Understanding Software-defined Perimeters

As the physical world of servers and telephones gave way to virtual machines and VoIP, so shall device security be defined by software rather than hardware. The newest push? Software-defined perimeters (SDP) virtualizing endpoint protection.

Based on research done by the Defense Information Systems Agency, SDP only allows individually authenticated devices access to network resources. Even internal devices on the network must have “need to know” status before access. “Every connection between an object and a machine has to be recognized and monitored,” says Dan Cummins, a security analyst for 451 Research. “It’s a logical evolution to automate access without the hassle of physical objects, making security more programmable.”

“You isolate an application so it’s invisible to everyone on the untrusted network, you verify the user and device trustworthiness, and only then do you connect the authorized user and trusted device to the protected application,” says Junaid Islam, president and CTO of Campbell, Calif.-based Vidder Inc., one of the leading vendors in this new area. “The architecture consists of the controller, gateway, and client. The three components work together to defeat the most crippling attacks being used in advanced threats.”

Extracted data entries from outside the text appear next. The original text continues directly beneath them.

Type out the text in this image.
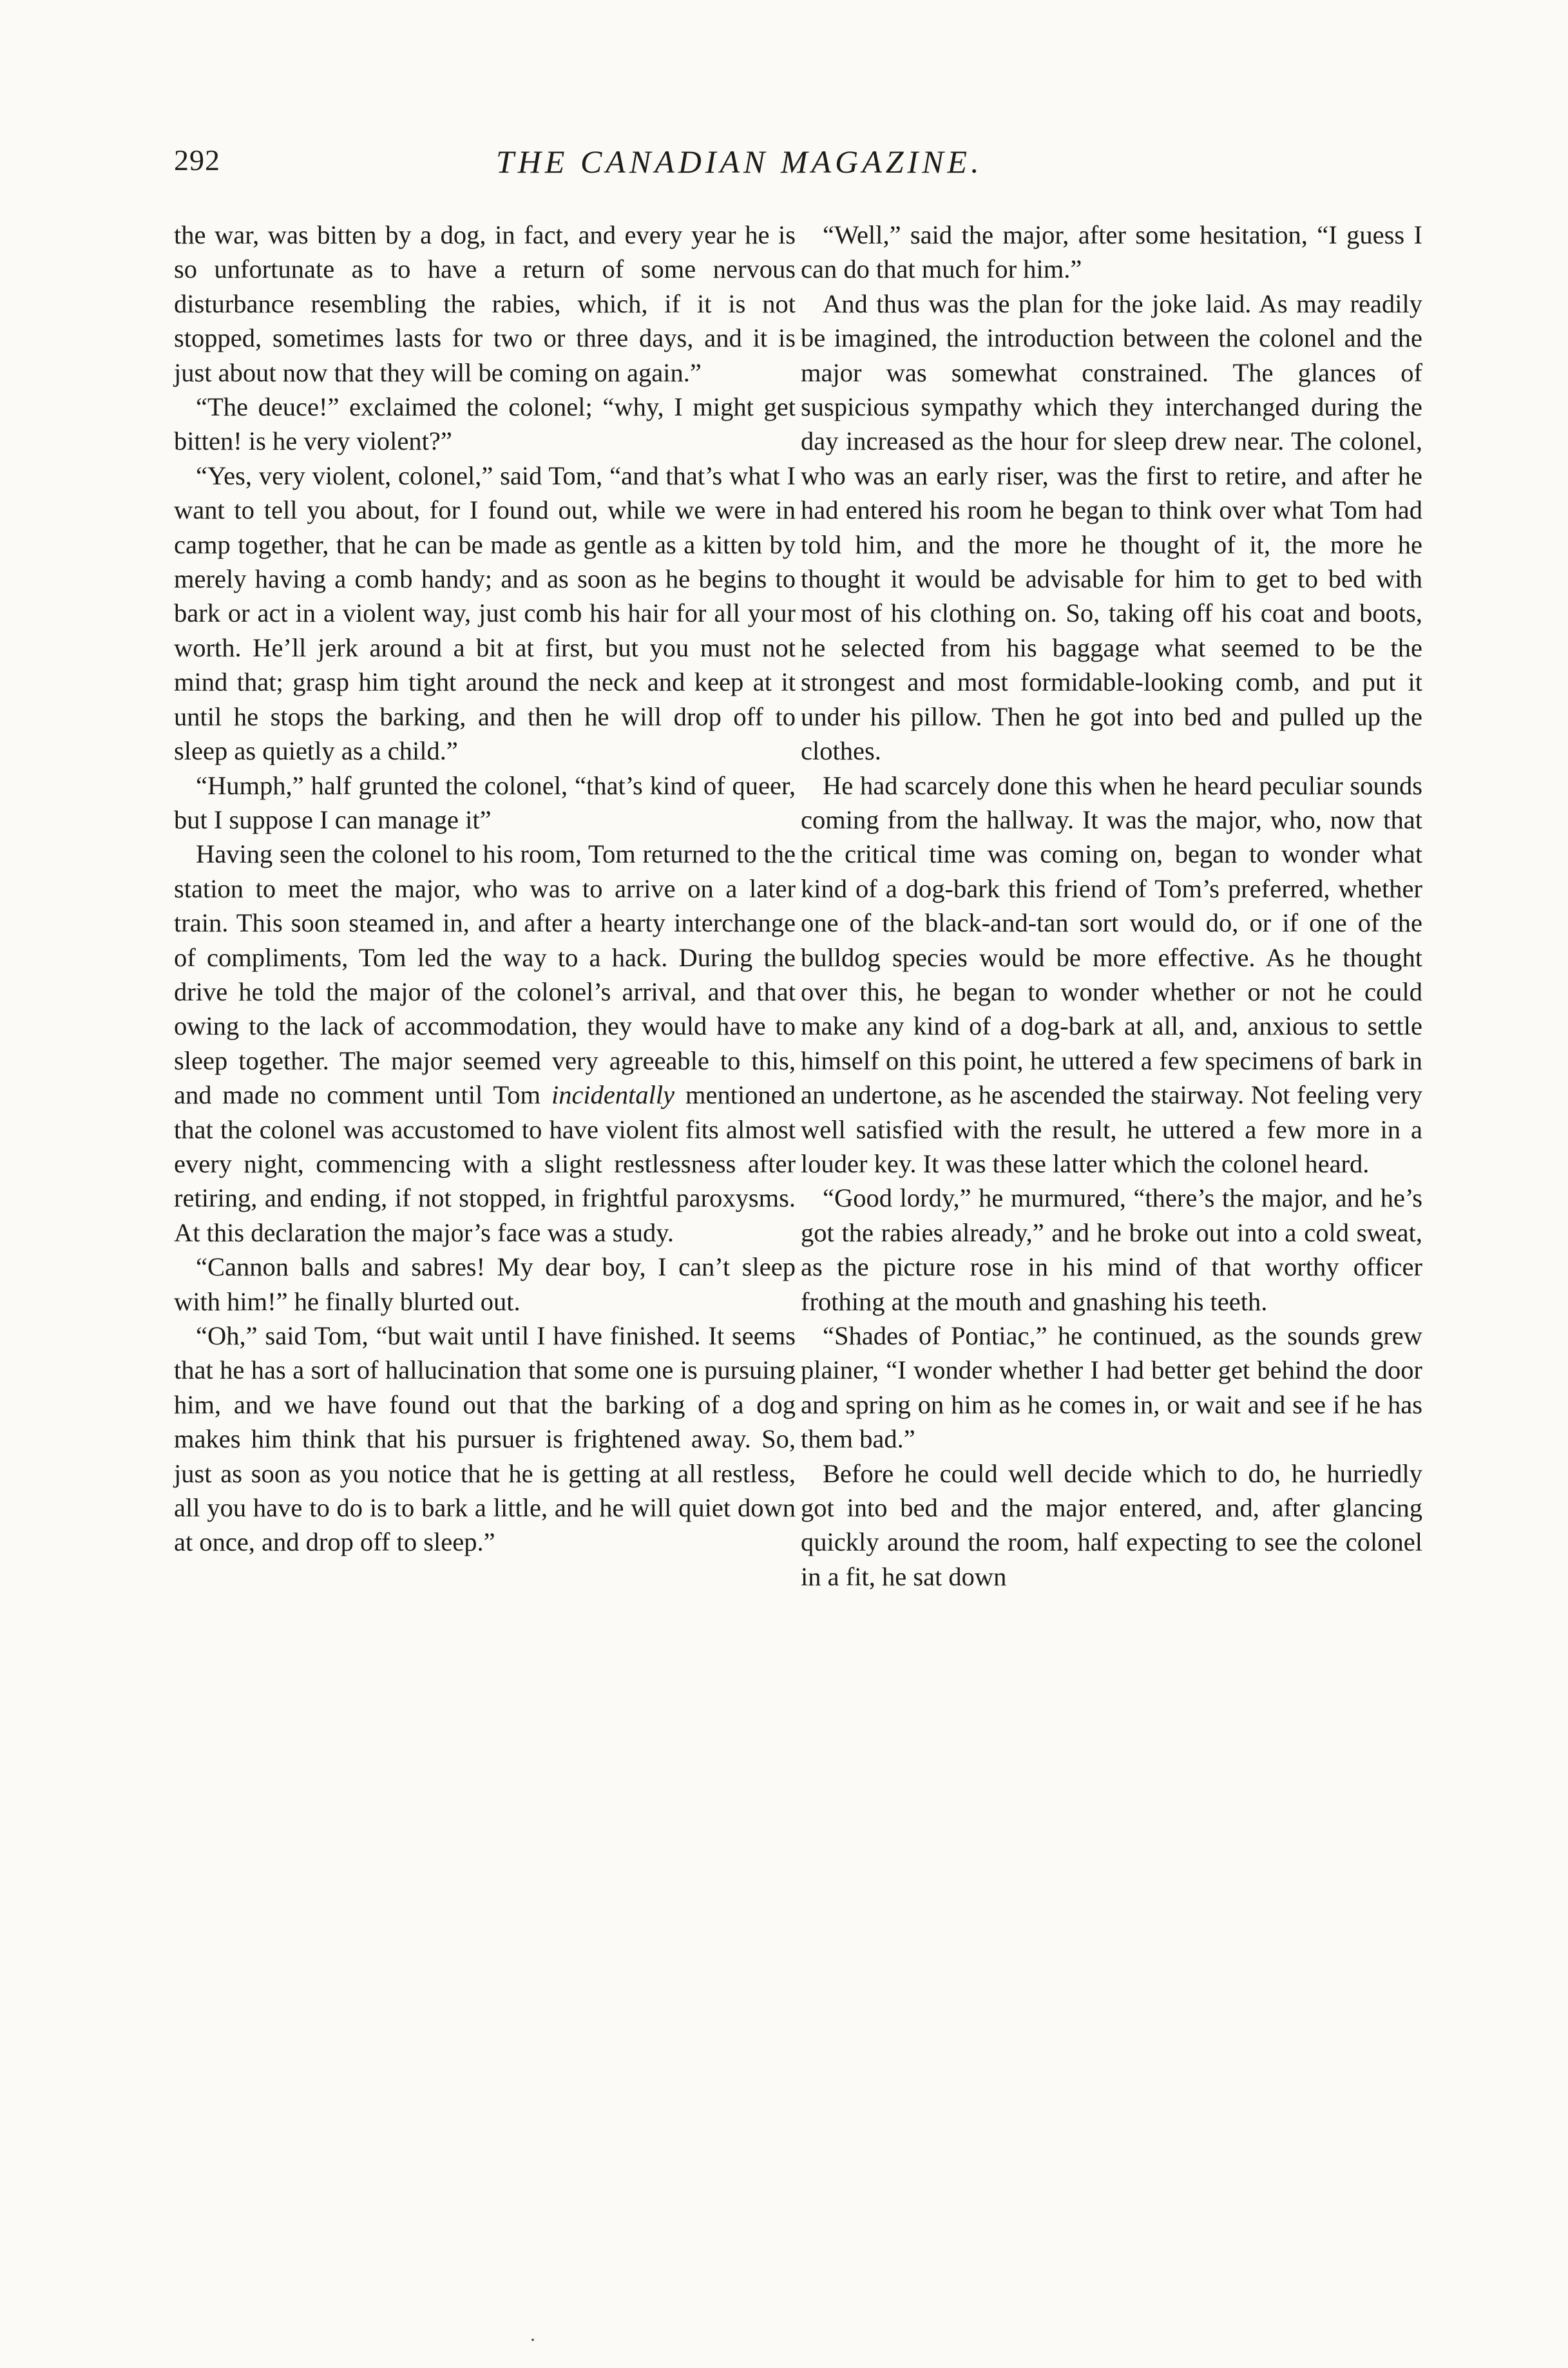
292	THE CANADIAN MAGAZINE.

the war, was bitten by a dog, in fact, and every year he is so unfortunate as to have a return of some nervous disturbance resembling the rabies, which, if it is not stopped, sometimes lasts for two or three days, and it is just about now that they will be coming on again.”

“The deuce!” exclaimed the colonel; “why, I might get bitten! is he very violent?”

“Yes, very violent, colonel,” said Tom, “and that’s what I want to tell you about, for I found out, while we were in camp together, that he can be made as gentle as a kitten by merely having a comb handy; and as soon as he begins to bark or act in a violent way, just comb his hair for all your worth. He’ll jerk around a bit at first, but you must not mind that; grasp him tight around the neck and keep at it until he stops the barking, and then he will drop off to sleep as quietly as a child.”

“Humph,” half grunted the colonel, “that’s kind of queer, but I suppose I can manage it”

Having seen the colonel to his room, Tom returned to the station to meet the major, who was to arrive on a later train. This soon steamed in, and after a hearty interchange of compliments, Tom led the way to a hack. During the drive he told the major of the colonel’s arrival, and that owing to the lack of accommodation, they would have to sleep together. The major seemed very agreeable to this, and made no comment until Tom incidentally mentioned that the colonel was accustomed to have violent fits almost every night, commencing with a slight restlessness after retiring, and ending, if not stopped, in frightful paroxysms. At this declaration the major’s face was a study.

“Cannon balls and sabres! My dear boy, I can’t sleep with him!” he finally blurted out.

“Oh,” said Tom, “but wait until I have finished. It seems that he has a sort of hallucination that some one is pursuing him, and we have found out that the barking of a dog makes him think that his pursuer is frightened away. So, just as soon as you notice that he is getting at all restless, all you have to do is to bark a little, and he will quiet down at once, and drop off to sleep.”

“Well,” said the major, after some hesitation, “I guess I can do that much for him.”

And thus was the plan for the joke laid. As may readily be imagined, the introduction between the colonel and the major was somewhat constrained. The glances of suspicious sympathy which they interchanged during the day increased as the hour for sleep drew near. The colonel, who was an early riser, was the first to retire, and after he had entered his room he began to think over what Tom had told him, and the more he thought of it, the more he thought it would be advisable for him to get to bed with most of his clothing on. So, taking off his coat and boots, he selected from his baggage what seemed to be the strongest and most formidable-looking comb, and put it under his pillow. Then he got into bed and pulled up the clothes.

He had scarcely done this when he heard peculiar sounds coming from the hallway. It was the major, who, now that the critical time was coming on, began to wonder what kind of a dog-bark this friend of Tom’s preferred, whether one of the black-and-tan sort would do, or if one of the bulldog species would be more effective. As he thought over this, he began to wonder whether or not he could make any kind of a dog-bark at all, and, anxious to settle himself on this point, he uttered a few specimens of bark in an undertone, as he ascended the stairway. Not feeling very well satisfied with the result, he uttered a few more in a louder key. It was these latter which the colonel heard.

“Good lordy,” he murmured, “there’s the major, and he’s got the rabies already,” and he broke out into a cold sweat, as the picture rose in his mind of that worthy officer frothing at the mouth and gnashing his teeth.

“Shades of Pontiac,” he continued, as the sounds grew plainer, “I wonder whether I had better get behind the door and spring on him as he comes in, or wait and see if he has them bad.”

Before he could well decide which to do, he hurriedly got into bed and the major entered, and, after glancing quickly around the room, half expecting to see the colonel in a fit, he sat down

·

Credential theft is a big part of large hacks, says Islam, so SDP relies on a device ID much stronger than device authentication used today. “The device ID is created based on a number of variables, such as the MAC address, private key, a counter, and more,” continues Islam. “All this is transparent to the user. And if a device ID is used with the wrong device, you know it’s been hacked.”

VPN for Each Network Device
In a sense, SDP constructs a unique virtual private network for every device in the network. Companies focused on mobile devices have a head start in this new security philosophy. “Aruba [a Hewlett Packard Enterprise company in Sunnyvale, Calif.] and ForeScout [Technologies Inc., of San Jose, Calif.] are two companies with a lot on the ball,” says Cummins. “Discovery is a big challenge. Who’s on your network? What’s the business use? This is a $1 billion market that’s still growing in the mid-teens per year.”

Islam and Vidder helped found the Cloud Security Alliance, where resources on SDP are all in the public domain. “The Department of Defense model verifies the user and device first, checks their role, and then sets up connections to resources,” says Islam.

Cummins adds, “Cisco has done well with [its] last few security acquisitions to help in this area. VMware is also pushing in this area. Look for details about microsegmentation from these and other vendors.”

Resellers providing managed security services should be involved in SDP already, according to Cummins and Islam. Look for SDP announcements from public cloud providers as well, and keep up with hardware firewall appliance vendors as they shift to a more virtual, software-defined security model.